As part of a study titled Building Confidence - Facing the Cybersecurity Conundrum , Accenture has conducted a survey among 2000 security executives about their perception of their companies' security posture. What is impressive is the high number of respondents who feel very confident about their overall cybersecurity strategy. The majority of firms included in this survey claim they succeeded in reshuffling their corporate culture with security concerns while getting support from the board/upper management.
Still, despite improvements, the number of data breaches is still increasing at an alarming rate and by now has reached a tipping point. The kind of dissonance between the perceived sense of security and the organization’s ability to deal with threats is likely due to an erroneous implementation of a security governance plan and to an incorrect budget allocation. It appears that at vital points, the wrong questions are asked and answered within organizations. The most pressing questions in this regard are "What is at stake?" and "Where to invest?" and those questions must be answered with security in mind. Eventually, the results show that businesses are having a hard time stopping malicious activities and prevent breaches completely. According to the study, around one in three targeted attempts at breaching security will lead to successful breach. Common problems are related to the company's investment strategy and the resulting security approach: Sometimes the urgency to achieve compliance goals clashes with mitigating risks that may have a negative impact on the business. Compliance engrosses big financial and organizational resources but does not protect a company.
What can organizations do then, when faced with those issues? We stressed already that a simple “sticking plaster” culture in cyber security is a kind of…plague. A thorough risk assessment is the only way to address the problem, as opposed to an approach and mindset that only deals with solutions at individual points within the whole concept. Most companies, amazingly, do not even know the real value of their assets and what needs to be protected. A modern culture of risk management could allow security teams to identify risks and then perform a simple cost-benefit analysis about whether or not an investments in a certain security measure makes sense.

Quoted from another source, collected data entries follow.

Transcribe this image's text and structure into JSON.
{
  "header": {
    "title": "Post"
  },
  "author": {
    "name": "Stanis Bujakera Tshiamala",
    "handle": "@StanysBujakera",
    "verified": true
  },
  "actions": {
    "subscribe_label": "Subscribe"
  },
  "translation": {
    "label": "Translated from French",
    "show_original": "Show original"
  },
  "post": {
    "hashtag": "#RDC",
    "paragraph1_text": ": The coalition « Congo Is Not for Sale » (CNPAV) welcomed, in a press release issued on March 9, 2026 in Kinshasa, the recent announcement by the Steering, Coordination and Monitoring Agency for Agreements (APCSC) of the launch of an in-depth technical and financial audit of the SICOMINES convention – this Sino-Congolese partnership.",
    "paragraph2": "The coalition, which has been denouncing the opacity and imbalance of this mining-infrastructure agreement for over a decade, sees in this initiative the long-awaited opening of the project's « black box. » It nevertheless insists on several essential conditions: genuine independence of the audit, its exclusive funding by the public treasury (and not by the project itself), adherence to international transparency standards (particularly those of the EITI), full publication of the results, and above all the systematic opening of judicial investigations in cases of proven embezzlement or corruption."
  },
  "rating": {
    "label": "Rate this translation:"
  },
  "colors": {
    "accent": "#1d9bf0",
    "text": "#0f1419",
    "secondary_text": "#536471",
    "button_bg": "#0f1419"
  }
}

What should really get us thinking is the lack of serious training initiatives. Cybersecurity readiness is to be considered a pillar, an area where to invest a lot in order to raise the level of awareness in every employee. Employees can be seen as “consumers of security”. A well-prepared employee can support the security teams and contribute to increase the level of confidence within the organization. For instance, if employees are sufficiently trained and are aware of the indicators, they can help detect and prevent security incidents. Actively engaging in security will then invariably improve the overall security in an organization.
So, in the end, an improvement in security confidence is just fine as long as a business is ready to efficiently deal with cyber threats and reach greater maturity.